Film and game composers who need original music for professional productions. The MIDI and stems output slots directly into a professional production workflow rather than replacing it. AIVA is a rapid sketch tool with genuine legal clarity — you get an editable starting point, not a finished product you can't touch.
Content creators with steady volume needs — YouTube channels, podcast producers, social media managers — who need more than stock music but less than a commissioned composer. The Standard plan provides sustainable output at low per-track cost, with sufficient monetization rights for platform publishing.
Music educators and students exploring composition and orchestration concepts. AIVA's theory-grounded MIDI output is educational — you can study how the system voiced a string quartet or structured a four-bar harmonic phrase. Student and school discounts are available on request.

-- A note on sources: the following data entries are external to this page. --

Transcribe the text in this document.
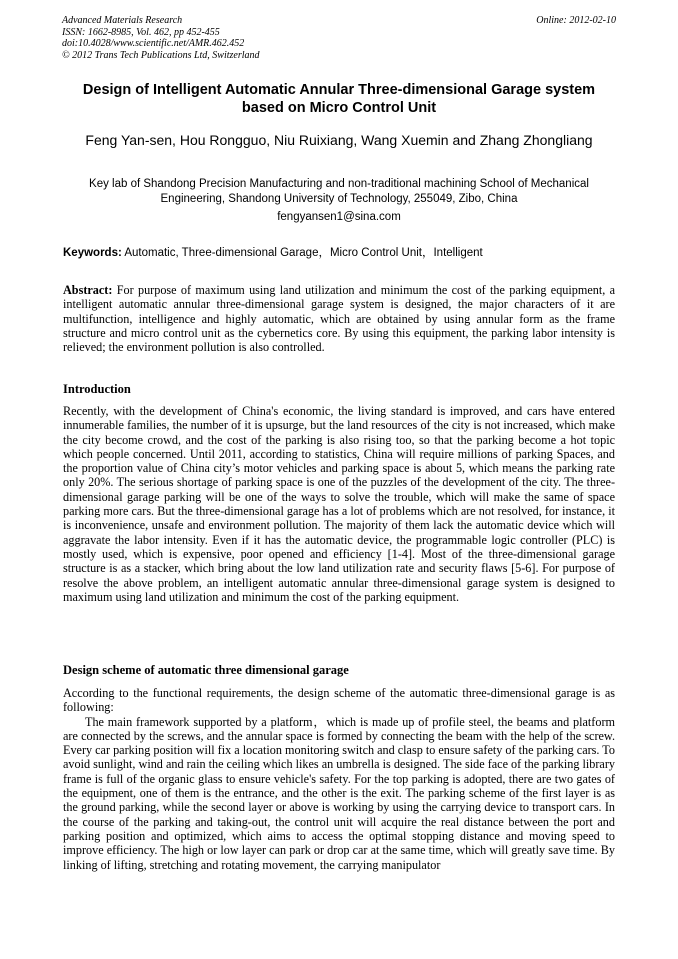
Advanced Materials Research
ISSN: 1662-8985, Vol. 462, pp 452-455
doi:10.4028/www.scientific.net/AMR.462.452
© 2012 Trans Tech Publications Ltd, Switzerland
Online: 2012-02-10
Design of Intelligent Automatic Annular Three-dimensional Garage system based on Micro Control Unit
Feng Yan-sen, Hou Rongguo, Niu Ruixiang, Wang Xuemin and Zhang Zhongliang
Key lab of Shandong Precision Manufacturing and non-traditional machining School of Mechanical Engineering, Shandong University of Technology, 255049, Zibo, China
fengyansen1@sina.com
Keywords: Automatic, Three-dimensional Garage，Micro Control Unit，Intelligent
Abstract: For purpose of maximum using land utilization and minimum the cost of the parking equipment, a intelligent automatic annular three-dimensional garage system is designed, the major characters of it are multifunction, intelligence and highly automatic, which are obtained by using annular form as the frame structure and micro control unit as the cybernetics core. By using this equipment, the parking labor intensity is relieved; the environment pollution is also controlled.
Introduction
Recently, with the development of China's economic, the living standard is improved, and cars have entered innumerable families, the number of it is upsurge, but the land resources of the city is not increased, which make the city become crowd, and the cost of the parking is also rising too, so that the parking become a hot topic which people concerned. Until 2011, according to statistics, China will require millions of parking Spaces, and the proportion value of China city’s motor vehicles and parking space is about 5, which means the parking rate only 20%. The serious shortage of parking space is one of the puzzles of the development of the city. The three-dimensional garage parking will be one of the ways to solve the trouble, which will make the same of space parking more cars. But the three-dimensional garage has a lot of problems which are not resolved, for instance, it is inconvenience, unsafe and environment pollution. The majority of them lack the automatic device which will aggravate the labor intensity. Even if it has the automatic device, the programmable logic controller (PLC) is mostly used, which is expensive, poor opened and efficiency [1-4]. Most of the three-dimensional garage structure is as a stacker, which bring about the low land utilization rate and security flaws [5-6]. For purpose of resolve the above problem, an intelligent automatic annular three-dimensional garage system is designed to maximum using land utilization and minimum the cost of the parking equipment.
Design scheme of automatic three dimensional garage
According to the functional requirements, the design scheme of the automatic three-dimensional garage is as following:
The main framework supported by a platform，which is made up of profile steel, the beams and platform are connected by the screws, and the annular space is formed by connecting the beam with the help of the screw. Every car parking position will fix a location monitoring switch and clasp to ensure safety of the parking cars. To avoid sunlight, wind and rain the ceiling which likes an umbrella is designed. The side face of the parking library frame is full of the organic glass to ensure vehicle's safety. For the top parking is adopted, there are two gates of the equipment, one of them is the entrance, and the other is the exit. The parking scheme of the first layer is as the ground parking, while the second layer or above is working by using the carrying device to transport cars. In the course of the parking and taking-out, the control unit will acquire the real distance between the port and parking position and optimized, which aims to access the optimal stopping distance and moving speed to improve efficiency. The high or low layer can park or drop car at the same time, which will greatly save time. By linking of lifting, stretching and rotating movement, the carrying manipulator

Independent studios without a dedicated composer budget. If you need background music that is original, legally clear, and stylistically varied, AIVA's Pro plan delivers more flexibility than any stock library for a fraction of library subscription costs.
It is not the right choice for creators who want fast, polished audio from a text prompt with no further editing. Suno and Udio are faster and simpler for that workflow. AIVA demands a willingness to engage with the output as a compositional starting point.
AIVA occupies a genuinely distinct position in AI music: it serves composers, not just consumers. The MIDI and stems export, the SACEM registration, and the Pro plan's copyright transfer make it the most professionally credible AI music tool built in Europe. The nine-person team and absence of an API limit enterprise scale, and the Pro tier pricing puts it beyond casual use. For filmmakers, game studios, and serious composers who want a European-built, GDPR-compliant tool that integrates with professional DAW workflows, AIVA is the clearest choice available.
AIVA is operated by Aiva Technologies SARL, a Luxembourg company (RCS B209287). Luxembourg is an EU member state, making AIVA subject to GDPR by law. The Commission Nationale pour la Protection des Données (CNPD) is the applicable supervisory authority. For specific data processing and retention commitments, review the privacy policy at aiva.ai.
On the Free plan, AIVA retains copyright and non-commercial use applies. The Standard plan grants limited monetization rights for YouTube, Twitch, TikTok, and Instagram. On the Pro plan at €33/month billed annually, full copyright transfers to the creator with no restrictions on commercial use, sync licensing, or broadcast.
AIVA outputs MIDI files and instrument stems that composers edit in a DAW. Suno and Udio generate finished audio renders from text prompts — there is no editable source. AIVA is for professional scoring and composition workflows; Suno and Udio suit creators who need a ready-to-use audio track immediately. AIVA provides explicit copyright clarity; Suno and Udio have faced ongoing legal questions about training data and output ownership.
Yes. The Free plan provides 3 downloads per month in MP3 and MIDI format for tracks up to 3 minutes in length. Free-tier music is for non-commercial use only, with copyright remaining with AIVA. Student and school discounts on paid tiers are available by contacting AIVA directly.
In 2016, AIVA became the first AI system registered as a composer with SACEM, the French performing rights organisation. This registration — predating most current debate about AI authorship and intellectual property — means tracks published under AIVA's authorship can collect performing royalties through SACEM's European network, a concrete legal protection that no other AI music platform holds.